Why Do We Wax?

On the way home from my first waxing experience in Cairo I saw a flayed carcass lying out in the street. I considered it quite an apt metaphor. The thing is I had gone rather a long time between trips and the lady who was waxing me looked close to tears as she tried, mostly unsuccessfully, to remove the hair. In fairness to the distraught beautician the woman who waxes my legs in London often comments on the volume of hair on my legs and its peculiar ‘stubbornness’. It is this kind of compliment that often makes me wonder why I masochistically pay to be plucked like a chicken.

Clearly if I ever really looked into this I would find that women have been dealing with this crap for a long time. After all some of the earliest hair removal we know of happened thousands of years ago, here in Egypt. The Ancient Egyptians though were a little more egalitarian in their approach to hair removal as the men too had to put up with this kind of shenanigans.

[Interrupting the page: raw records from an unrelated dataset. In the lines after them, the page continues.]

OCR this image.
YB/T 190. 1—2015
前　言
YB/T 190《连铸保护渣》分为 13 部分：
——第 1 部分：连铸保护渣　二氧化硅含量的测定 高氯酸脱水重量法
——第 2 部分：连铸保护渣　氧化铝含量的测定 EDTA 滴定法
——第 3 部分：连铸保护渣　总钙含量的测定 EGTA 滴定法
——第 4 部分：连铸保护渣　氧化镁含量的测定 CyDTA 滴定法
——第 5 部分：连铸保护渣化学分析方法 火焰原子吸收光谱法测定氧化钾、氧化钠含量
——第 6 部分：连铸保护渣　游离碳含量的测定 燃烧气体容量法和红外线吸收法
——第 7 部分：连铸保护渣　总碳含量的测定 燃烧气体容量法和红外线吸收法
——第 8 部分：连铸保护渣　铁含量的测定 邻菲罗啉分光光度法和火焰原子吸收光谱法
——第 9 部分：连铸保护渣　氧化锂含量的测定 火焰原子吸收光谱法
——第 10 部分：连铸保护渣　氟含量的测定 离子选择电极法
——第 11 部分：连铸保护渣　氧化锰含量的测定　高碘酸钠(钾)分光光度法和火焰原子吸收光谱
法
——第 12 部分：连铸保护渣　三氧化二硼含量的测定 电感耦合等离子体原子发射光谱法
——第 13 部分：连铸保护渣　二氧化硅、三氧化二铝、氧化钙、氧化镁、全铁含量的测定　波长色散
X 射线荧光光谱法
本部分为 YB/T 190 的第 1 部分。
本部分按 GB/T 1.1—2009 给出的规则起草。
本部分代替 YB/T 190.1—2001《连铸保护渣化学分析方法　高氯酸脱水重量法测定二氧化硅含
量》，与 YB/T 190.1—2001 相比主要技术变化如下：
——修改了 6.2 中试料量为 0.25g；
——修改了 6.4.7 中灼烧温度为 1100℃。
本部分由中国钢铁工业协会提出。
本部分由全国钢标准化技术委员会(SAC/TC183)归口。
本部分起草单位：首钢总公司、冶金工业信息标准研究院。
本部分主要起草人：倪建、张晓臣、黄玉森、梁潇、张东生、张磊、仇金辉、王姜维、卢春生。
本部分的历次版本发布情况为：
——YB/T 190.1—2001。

I like to imagine an Ancient Egyptian paying to have his dignity waxed off him whilst his beautician remarks on the sheer staying power of his hair.

It makes sense that the men eventually called time on this nonsense but the question still remains, why haven’t we? The answer to our waxing woes seems simple: men don’t love hairy women. But a lot of what we did because men liked it we have given up on. For example, women now feel able to have careers once they are married. The insane pressure to be a stay-at-home domestic goddess who has dinner on the table and make up on the face before her husband even walks through the door has abated.

Yet hair removal remains.

The thing is that whilst waxing trends may now exist to please men we also get a thrill from the feeling of smooth limbs. I, a girl who once invited her friends to feel her legs because they were ‘as smooth as a lubricated dolphin’, am not immune to this. When, due to laziness, I let my legs run wild during winter, my Christmas Eve treat is a shave because hair removal makes me feel great and, yes, more beautiful. At many times in my life I have attempted to be the sort of free spirit who runs around with unshaved armpits in tank tops. At school my party trick was growing out the hair on my legs and then wearing a P.E skirt, however my legs never stayed out for long and come Summer I would be back developing a rash from persistent shaving.

So, until I develop a more cavalier ‘lotsa hair, don’t care’ attitude you can continue to find me every couple of weeks laid out on a waxing bed, wondering what on earth we women go through all of this for. And if it’s any encouragement my waxing lady and I get along quite well now.